Code-switching speech synthesis for Mandarin-English using FastSpeech2: A unified IPA-based approach
Author: Wang Yinqiu
Overview:
This research explores two main methods for synthesizing natural-sounding code-switched speech between Mandarin and English using the FastSpeech2 model:
Method 1: Modeling the phonemes of Mandarin and English directly, which involved handling alignment with the Montreal Forced Aligner and developing a mixed dictionary and acoustic model.
Method 2: Unifying the input formats for both languages as phonological features based on the International Phonetic Alphabet (IPA), implemented using the IMS-Toucan GitHub repository.
Experimental Setup
For Method 1, three sets of experiments were conducted:
Group A: Pre-training on a code-switched Mandarin-English dataset for ASR tasks, then fine-tuning with 500 high-quality code-switched Mandarin-English audios.
Group B: Pre-training on a dataset for Mandarin TTS tasks, followed by fine-tuning using the 500 code-switched audios.
Group C: Pre-training on a dataset for Mandarin TTS tasks, followed by fine-tuning with an English TTS dataset.
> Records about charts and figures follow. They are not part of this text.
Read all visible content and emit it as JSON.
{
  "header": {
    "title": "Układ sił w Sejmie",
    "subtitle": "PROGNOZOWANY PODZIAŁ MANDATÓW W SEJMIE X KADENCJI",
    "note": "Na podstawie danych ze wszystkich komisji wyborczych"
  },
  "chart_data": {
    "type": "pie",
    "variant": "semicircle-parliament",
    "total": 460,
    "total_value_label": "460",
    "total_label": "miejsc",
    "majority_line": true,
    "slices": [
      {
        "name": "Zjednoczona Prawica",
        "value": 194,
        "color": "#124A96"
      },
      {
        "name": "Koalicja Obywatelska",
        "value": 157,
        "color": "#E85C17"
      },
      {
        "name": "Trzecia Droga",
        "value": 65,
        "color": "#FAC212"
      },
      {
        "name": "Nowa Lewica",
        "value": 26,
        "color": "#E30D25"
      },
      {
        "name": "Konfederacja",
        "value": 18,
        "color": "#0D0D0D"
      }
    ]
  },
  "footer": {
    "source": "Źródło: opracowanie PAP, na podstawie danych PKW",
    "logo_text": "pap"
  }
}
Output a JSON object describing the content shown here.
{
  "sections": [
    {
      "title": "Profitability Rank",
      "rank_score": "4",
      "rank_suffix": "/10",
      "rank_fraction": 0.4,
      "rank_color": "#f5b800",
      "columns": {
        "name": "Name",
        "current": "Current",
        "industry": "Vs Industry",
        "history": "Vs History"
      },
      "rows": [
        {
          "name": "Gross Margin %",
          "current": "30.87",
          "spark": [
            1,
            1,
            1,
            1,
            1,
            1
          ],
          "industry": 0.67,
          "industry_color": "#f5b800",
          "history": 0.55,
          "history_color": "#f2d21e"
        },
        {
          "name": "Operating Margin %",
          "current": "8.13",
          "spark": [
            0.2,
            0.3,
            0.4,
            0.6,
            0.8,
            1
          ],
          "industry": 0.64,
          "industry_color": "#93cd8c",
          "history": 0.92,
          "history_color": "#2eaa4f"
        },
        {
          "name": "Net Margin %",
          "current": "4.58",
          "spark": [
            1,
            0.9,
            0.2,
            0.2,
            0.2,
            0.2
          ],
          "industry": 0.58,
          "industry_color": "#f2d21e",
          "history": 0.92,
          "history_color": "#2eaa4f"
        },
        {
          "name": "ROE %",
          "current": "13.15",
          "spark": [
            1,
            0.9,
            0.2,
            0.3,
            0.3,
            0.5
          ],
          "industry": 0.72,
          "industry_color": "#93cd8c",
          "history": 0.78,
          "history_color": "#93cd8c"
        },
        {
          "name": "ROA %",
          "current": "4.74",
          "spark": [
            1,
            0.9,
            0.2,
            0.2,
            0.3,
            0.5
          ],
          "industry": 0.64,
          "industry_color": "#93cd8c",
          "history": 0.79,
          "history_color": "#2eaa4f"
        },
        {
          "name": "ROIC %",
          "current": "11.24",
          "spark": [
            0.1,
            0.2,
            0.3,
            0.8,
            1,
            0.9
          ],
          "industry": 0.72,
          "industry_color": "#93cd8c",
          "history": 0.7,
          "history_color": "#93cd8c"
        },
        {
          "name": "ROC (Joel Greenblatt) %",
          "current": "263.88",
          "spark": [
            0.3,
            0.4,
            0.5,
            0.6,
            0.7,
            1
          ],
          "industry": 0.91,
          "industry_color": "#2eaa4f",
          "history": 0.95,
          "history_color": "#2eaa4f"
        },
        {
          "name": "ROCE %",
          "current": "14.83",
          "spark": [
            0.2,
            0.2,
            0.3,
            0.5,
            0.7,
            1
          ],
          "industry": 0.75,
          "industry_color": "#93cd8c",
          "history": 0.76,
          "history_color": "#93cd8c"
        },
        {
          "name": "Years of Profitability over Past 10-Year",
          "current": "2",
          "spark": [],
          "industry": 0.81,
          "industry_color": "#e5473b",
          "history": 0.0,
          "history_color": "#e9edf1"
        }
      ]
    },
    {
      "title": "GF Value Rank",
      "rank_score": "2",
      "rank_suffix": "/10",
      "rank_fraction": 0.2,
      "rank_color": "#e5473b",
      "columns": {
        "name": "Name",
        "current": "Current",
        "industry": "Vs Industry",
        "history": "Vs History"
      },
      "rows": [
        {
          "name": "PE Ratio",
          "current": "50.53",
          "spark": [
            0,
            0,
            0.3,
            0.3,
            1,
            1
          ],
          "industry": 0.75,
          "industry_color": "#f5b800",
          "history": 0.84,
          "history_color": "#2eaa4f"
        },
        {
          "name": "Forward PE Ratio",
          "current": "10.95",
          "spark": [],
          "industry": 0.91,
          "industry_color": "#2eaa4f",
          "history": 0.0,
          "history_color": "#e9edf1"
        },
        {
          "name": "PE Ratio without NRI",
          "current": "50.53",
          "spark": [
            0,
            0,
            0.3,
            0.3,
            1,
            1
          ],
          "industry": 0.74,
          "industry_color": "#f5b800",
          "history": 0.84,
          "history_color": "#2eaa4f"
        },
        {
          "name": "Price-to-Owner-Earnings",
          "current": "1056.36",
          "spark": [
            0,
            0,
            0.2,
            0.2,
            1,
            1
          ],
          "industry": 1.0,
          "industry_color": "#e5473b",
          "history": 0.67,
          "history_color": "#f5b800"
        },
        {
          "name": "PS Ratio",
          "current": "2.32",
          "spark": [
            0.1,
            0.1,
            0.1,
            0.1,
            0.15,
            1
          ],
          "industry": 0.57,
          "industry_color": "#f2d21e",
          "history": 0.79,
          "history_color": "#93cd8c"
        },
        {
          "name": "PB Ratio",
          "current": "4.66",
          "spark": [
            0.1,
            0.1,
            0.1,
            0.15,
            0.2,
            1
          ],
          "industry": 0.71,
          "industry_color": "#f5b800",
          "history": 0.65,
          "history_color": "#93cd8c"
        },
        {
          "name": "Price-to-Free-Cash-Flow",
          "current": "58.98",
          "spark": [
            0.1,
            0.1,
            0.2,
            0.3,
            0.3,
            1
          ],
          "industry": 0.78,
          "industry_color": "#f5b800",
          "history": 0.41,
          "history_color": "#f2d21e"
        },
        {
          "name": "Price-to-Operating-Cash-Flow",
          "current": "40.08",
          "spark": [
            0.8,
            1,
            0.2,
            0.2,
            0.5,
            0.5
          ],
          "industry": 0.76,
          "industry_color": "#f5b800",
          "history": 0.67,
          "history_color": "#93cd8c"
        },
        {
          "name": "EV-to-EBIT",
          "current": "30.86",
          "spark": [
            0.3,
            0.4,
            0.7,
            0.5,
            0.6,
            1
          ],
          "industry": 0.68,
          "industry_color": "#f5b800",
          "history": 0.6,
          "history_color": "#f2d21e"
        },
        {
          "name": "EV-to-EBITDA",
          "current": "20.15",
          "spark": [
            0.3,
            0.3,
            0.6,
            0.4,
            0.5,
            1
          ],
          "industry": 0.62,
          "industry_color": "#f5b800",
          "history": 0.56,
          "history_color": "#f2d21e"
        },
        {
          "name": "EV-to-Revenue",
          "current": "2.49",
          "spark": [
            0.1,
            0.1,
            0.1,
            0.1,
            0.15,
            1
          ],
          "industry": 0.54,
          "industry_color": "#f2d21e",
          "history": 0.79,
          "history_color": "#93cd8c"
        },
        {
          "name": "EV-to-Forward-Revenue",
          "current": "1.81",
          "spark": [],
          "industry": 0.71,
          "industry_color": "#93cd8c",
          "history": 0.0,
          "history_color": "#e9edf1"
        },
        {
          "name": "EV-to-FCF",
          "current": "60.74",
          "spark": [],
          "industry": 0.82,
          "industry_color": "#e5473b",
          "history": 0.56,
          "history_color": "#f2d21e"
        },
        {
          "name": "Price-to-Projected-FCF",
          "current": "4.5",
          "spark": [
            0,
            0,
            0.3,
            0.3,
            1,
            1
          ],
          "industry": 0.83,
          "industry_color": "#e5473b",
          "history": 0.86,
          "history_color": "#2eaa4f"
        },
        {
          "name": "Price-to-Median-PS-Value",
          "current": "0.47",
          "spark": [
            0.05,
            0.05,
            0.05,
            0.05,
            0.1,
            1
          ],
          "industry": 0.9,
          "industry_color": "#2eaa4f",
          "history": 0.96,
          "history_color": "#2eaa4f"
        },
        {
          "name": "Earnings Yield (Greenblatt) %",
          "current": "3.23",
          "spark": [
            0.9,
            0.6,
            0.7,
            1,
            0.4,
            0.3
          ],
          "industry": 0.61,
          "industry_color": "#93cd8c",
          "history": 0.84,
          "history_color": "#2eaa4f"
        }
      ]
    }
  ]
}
For the unified IPA-based approach (Method 2/Group D), the input formats for both Mandarin and English were represented as phonological features based on the IPA. This method was implemented using the IMS-Toucan repository, with the pre-trained model fine-tuned on only 500 high-quality mixed Mandarin-English sentences.
Audio Samples
Groups / Sentences
Tiktok是最近非常热门的一款APP。
我对这个topic很感兴趣。
没关系,也许之后能有更好的chance。
Group A
Group B
Group C
Group D
Relevance:
Successful development of code-switching TTS systems can facilitate communication across languages, with applications in education, media, and assistive technologies for enhancing accessibility in multilingual societies.